The RSA Food Farming and Countryside Commission proposes a 10-year transition to agroecology for the UK.  A leading agricultural research institute has shown that healthy food security, farmer livelihoods, and an effective response to the climate and nature emergencies can go hand-in-hand.


Farmers can lead this transition to agroecology, but government must get serious too.


In response to covid 19, some argue that we should downplay nature and sustainability and dial up food production. But this would risk doubling down on a food system that is contributing to what scientists last month called a ‘perfect storm for the spillover of diseases from wildlife to people’. One example is forest loss driven by rocketing demand for vast quantities of soya that’s fed to pigs and chickens – including in the UK.


Agroecology is our route out a dangerous dead-end debate that pitches food security, environmental protection, and public health against each other. We can and must do better than that.


Climate emergency


Finally, my new clause 14 goes some way to fixing the bill’s worrying lack of attention to the climate emergency. 


Having highlighted regulation as a gaping hole in this bill at Second Reading, I strongly support New Clause 8 [in the name of the leader of the opposition] and I’m pleased that it includes specific provision on climate.


My New Clause 14 would complement this by setting a target of Net-Zero greenhouse gas emissions for agriculture and land use in the UK by 2050 at the latest. That is very much too late in my view, but I hope the Government will pick this up.
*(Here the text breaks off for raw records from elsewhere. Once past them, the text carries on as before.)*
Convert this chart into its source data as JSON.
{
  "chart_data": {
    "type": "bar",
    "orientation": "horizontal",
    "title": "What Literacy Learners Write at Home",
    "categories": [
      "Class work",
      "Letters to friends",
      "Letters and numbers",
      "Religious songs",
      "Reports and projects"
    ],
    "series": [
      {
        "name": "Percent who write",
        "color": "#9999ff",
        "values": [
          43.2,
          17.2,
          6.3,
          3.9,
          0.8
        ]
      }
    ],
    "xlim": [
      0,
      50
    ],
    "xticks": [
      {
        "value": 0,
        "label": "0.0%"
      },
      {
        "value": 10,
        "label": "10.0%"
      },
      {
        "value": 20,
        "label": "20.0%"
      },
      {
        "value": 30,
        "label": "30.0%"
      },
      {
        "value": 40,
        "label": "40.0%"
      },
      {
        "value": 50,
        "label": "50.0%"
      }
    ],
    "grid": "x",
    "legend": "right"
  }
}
It would also place a duty on the Secretary of State to publish interim emissions reduction targets – and policies to ensure those targets are met.


The Committee on Climate Change has said that ‘strengthening the regulatory baseline’ is an essential step that government must deploy urgently to meet climate goals. 


I hope the minister will support not just specific climate targets for agriculture as new clause 14 proposes, but policies to meet them that place equal emphasis on biodiversity and public health.


The climate emergency is just one reason why ministers must say no to business-as-usual and yes to a resilient, re-localised and regenerative food and farming system.